Learning to love nuclear power

By exaggerating the risks of climate change, environmental activists have undermined public support for curbs on carbon and opened the door for the nuclear solution

By PHILIP CROSS, National Post, Sept. 2, 2025

In her new book, Atomic Dreams, freelance journalist Rebecca Tuhus-Dubrow explores the growing popularity of nuclear power as a source of clean electricity, which its advocates tout as “split, don’t emit.” Along the way, she exposes some of the broader problems undermining the environmental movement’s approach to climate change.

Opposition to nuclear power was foundational to groups such as Greenpeace and Friends of the Earth. According to Tuhus-dubrow, in the 1960s they had “an antinuclear ideology at their core; being an environmentalist became synonymous with being anti-nuclear.”

Before climate change became an issue, atomic power was associated with meltdowns and nuclear war. Because cheap energy was abundant and greenhouse gases were not yet a concern, activists had the luxury of opposing nuclear power without identifying alternative energy sources.

Once greenhouse gases became a thing in the 1980s and 1990s, environmentalists began arguing that renewable energy from wind and solar should replace fossil fuels and nuclear power. But fundamental questions have arisen about renewables’ capacity to provide large amounts of reliable power.

‘renewable’ energy has major problems

Renewable energy does not scale up easily, it is inherently intermittent, and its environmental effects include using up large tracts of land, extensive mining and piling up hazardous waste in the form of used solar panels, according to the U.S. Environmental Protection Agency.

Tuhus-Dubrow emphasizes that in today’s world, reliable electricity “is non-negotiable, and politicians who can’t guarantee it will pay a price.” This was driven home by the 2003 recall campaign mounted against California governor Gray Davis after rotating blackouts and soaring electricity costs hit the state.

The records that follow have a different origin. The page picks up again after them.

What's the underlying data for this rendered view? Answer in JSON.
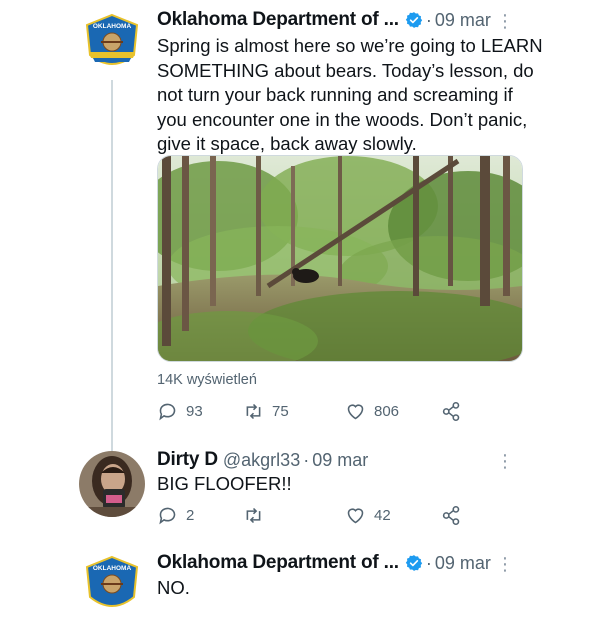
{
  "tweets": [
    {
      "author_name": "Oklahoma Department of ...",
      "date": "09 mar",
      "text_lines": [
        "Spring is almost here so we’re going to LEARN",
        "SOMETHING about bears. Today’s lesson, do",
        "not turn your back running and screaming if",
        "you encounter one in the woods. Don’t panic,",
        "give it space, back away slowly."
      ],
      "avatar_text": "OKLAHOMA",
      "views": "14K wyświetleń",
      "replies": "93",
      "retweets": "75",
      "likes": "806"
    },
    {
      "author_name": "Dirty D",
      "handle": "@akgrl33",
      "date": "09 mar",
      "text": "BIG FLOOFER!!",
      "replies": "2",
      "retweets": "",
      "likes": "42"
    },
    {
      "author_name": "Oklahoma Department of ...",
      "date": "09 mar",
      "text": "NO.",
      "avatar_text": "OKLAHOMA"
    }
  ],
  "icons": {
    "verified": "verified-badge-icon",
    "more": "more-options-icon",
    "reply": "reply-icon",
    "retweet": "retweet-icon",
    "like": "heart-icon",
    "share": "share-icon"
  },
  "colors": {
    "verified_blue": "#1d9bf0",
    "muted": "#536471"
  }
}
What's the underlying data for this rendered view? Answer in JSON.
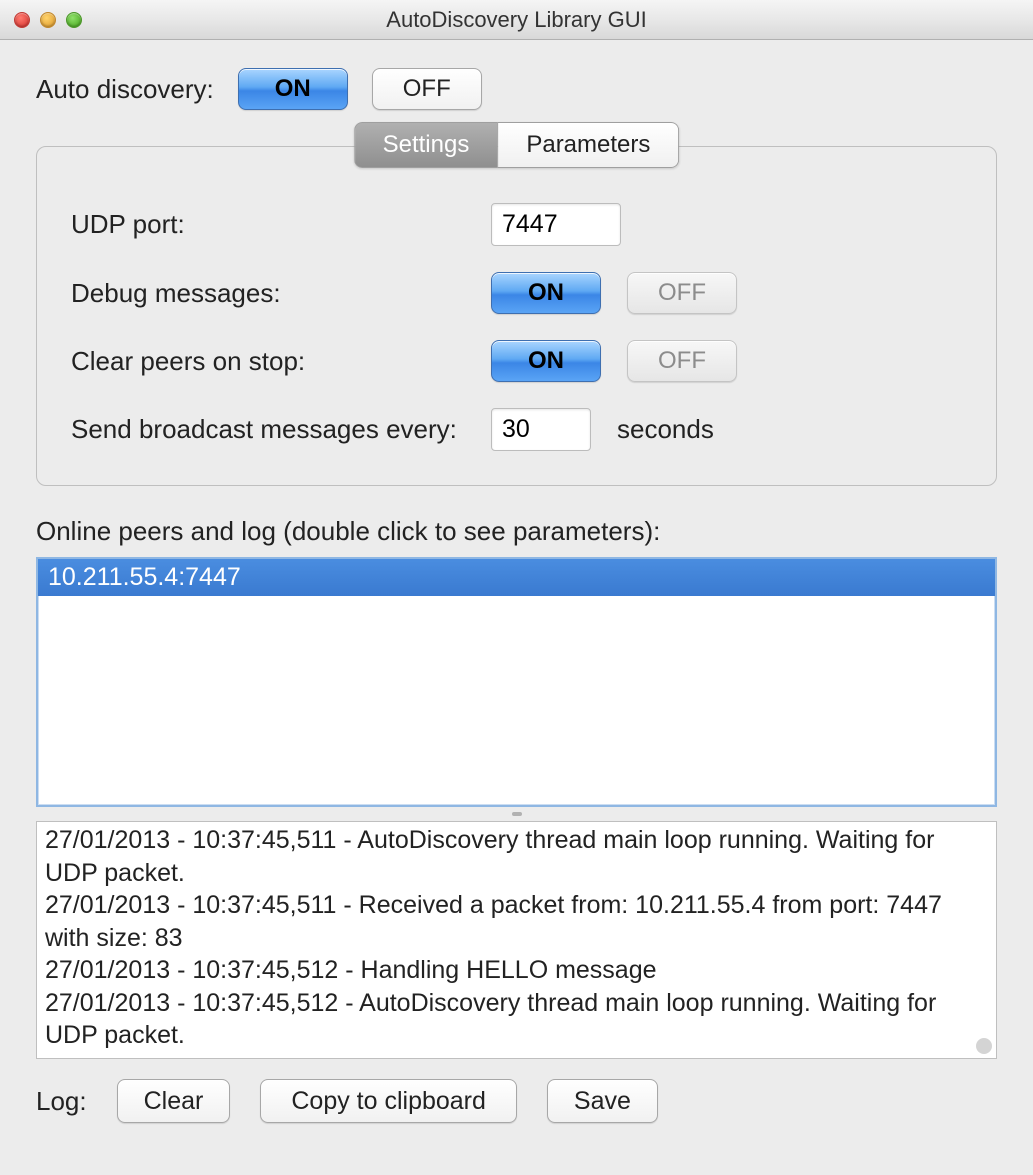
{
  "window": {
    "title": "AutoDiscovery Library GUI"
  },
  "auto_discovery": {
    "label": "Auto discovery:",
    "on": "ON",
    "off": "OFF"
  },
  "tabs": {
    "settings": "Settings",
    "parameters": "Parameters"
  },
  "settings": {
    "udp_port_label": "UDP port:",
    "udp_port_value": "7447",
    "debug_label": "Debug messages:",
    "debug_on": "ON",
    "debug_off": "OFF",
    "clear_label": "Clear peers on stop:",
    "clear_on": "ON",
    "clear_off": "OFF",
    "broadcast_label": "Send broadcast messages every:",
    "broadcast_value": "30",
    "broadcast_suffix": "seconds"
  },
  "peers": {
    "section_label": "Online peers and log (double click to see parameters):",
    "items": [
      "10.211.55.4:7447"
    ]
  },
  "log": {
    "text": "27/01/2013 - 10:37:45,511 - AutoDiscovery thread main loop running. Waiting for UDP packet.\n27/01/2013 - 10:37:45,511 - Received a packet from: 10.211.55.4 from port: 7447 with size: 83\n27/01/2013 - 10:37:45,512 - Handling HELLO message\n27/01/2013 - 10:37:45,512 - AutoDiscovery thread main loop running. Waiting for UDP packet."
  },
  "log_controls": {
    "label": "Log:",
    "clear": "Clear",
    "copy": "Copy to clipboard",
    "save": "Save"
  }
}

Since then, the proliferation of digital technologies has only increased our need for reliable flows of electricity and governments in Canada are increasingly aware of its importance. Ontario and Quebec recently announced plans to substantially expand their production of nuclear and hydro power, with the prospect of an energy supply shortfall underscored by the disappearance of Quebec’s electricity surplus for export.

Record shows nuclear power safe and reliable

Over the past 65 years, nuclear power has proved to be a safe and reliable source of electricity. Even widely publicized accidents such as at Japan’s Fukushima plant did not result in significant environmental effects. Compared to environmentalists’ apocalyptic portrayal of climate change, the risks of nuclear energy seem trivial.

While acknowledging that the “nuclear industry has done a terrible job of communicating,” Tuhus-Dubrow notes that the public is increasingly aware that jurisdictions that rely on nuclear power (such as France and Ontario) have not experienced problems—“we don’t exactly think of France as a radioactive dystopia of illness and death.”

Environmentalist Ted Nordhaus concludes it is “hard to find any serious mainstream review of how you get from here to 80 per cent reduction in carbon that doesn’t include some pretty significant role for nuclear.”

Exaggerating the risks of climate change has backfired badly for environmentalists. Overstating its costs undermined the case for a carbon tax, according to Peter Teague, an adviser to the Democratic party, because when “the problem was immense and the solution set was small, people tended to think you’re either lying about the problem or the solution. They just don’t match up.” So politicians such as former president Joe Biden adopted more intrusive and expensive industrial policies to make it seem they were responding more comprehensively.

Chronic exaggeration is not the only problem in how environmentalists have operated. They have arrogantly assumed their pet issue should drive all public policy, even at the expense of economic growth. Ted Nordhaus and Michael Schellenberger wrote in The Death of Environmentalism that “environmentalists ask not what we can do for non-environmental constituencies but what non-environmental constituencies can do for environmentalists.”

Tuhus-Dubrow says greens and other left-wing advocacy groups are at loggerheads. Green anti-nuclear activists oppose technological solutions, thus effectively defending the status quo, while many left-wing groups embrace change and science-based innovations.

Public support for nuclear power growing

Public support for nuclear power has been growing both because electricity demand has been outstripping what renewables can supply and because nuclear power’s safety record has undergone re-examination. Ontario’s plan to expand nuclear power has not generated any significant opposition.

Last year, the Pew Research Center found 56 per cent of Americans favoured nuclear power, up from 43 per cent just four years earlier. This shift is one reason California recently rescinded plans to mothball its Diablo Canyon nuclear plant, while Microsoft is overseeing the reopening of the Three Mile Island nuclear plant, the site of the famous (but non-fatal) nuclear accident in 1979.

The public seems increasingly aware that relying more on renewable energy means higher energy costs and lower incomes and employment, contradicting environmentalists’ claims that the transition to a zero-carbon economy can be pain-free or even beneficial to the economy.

The resurgent popularity of nuclear power gives hope that facts and not fear-mongering will underpin public policy on environmental and energy-related issues.

Philip Cross is a senior fellow at the Macdonald-Laurier Institute.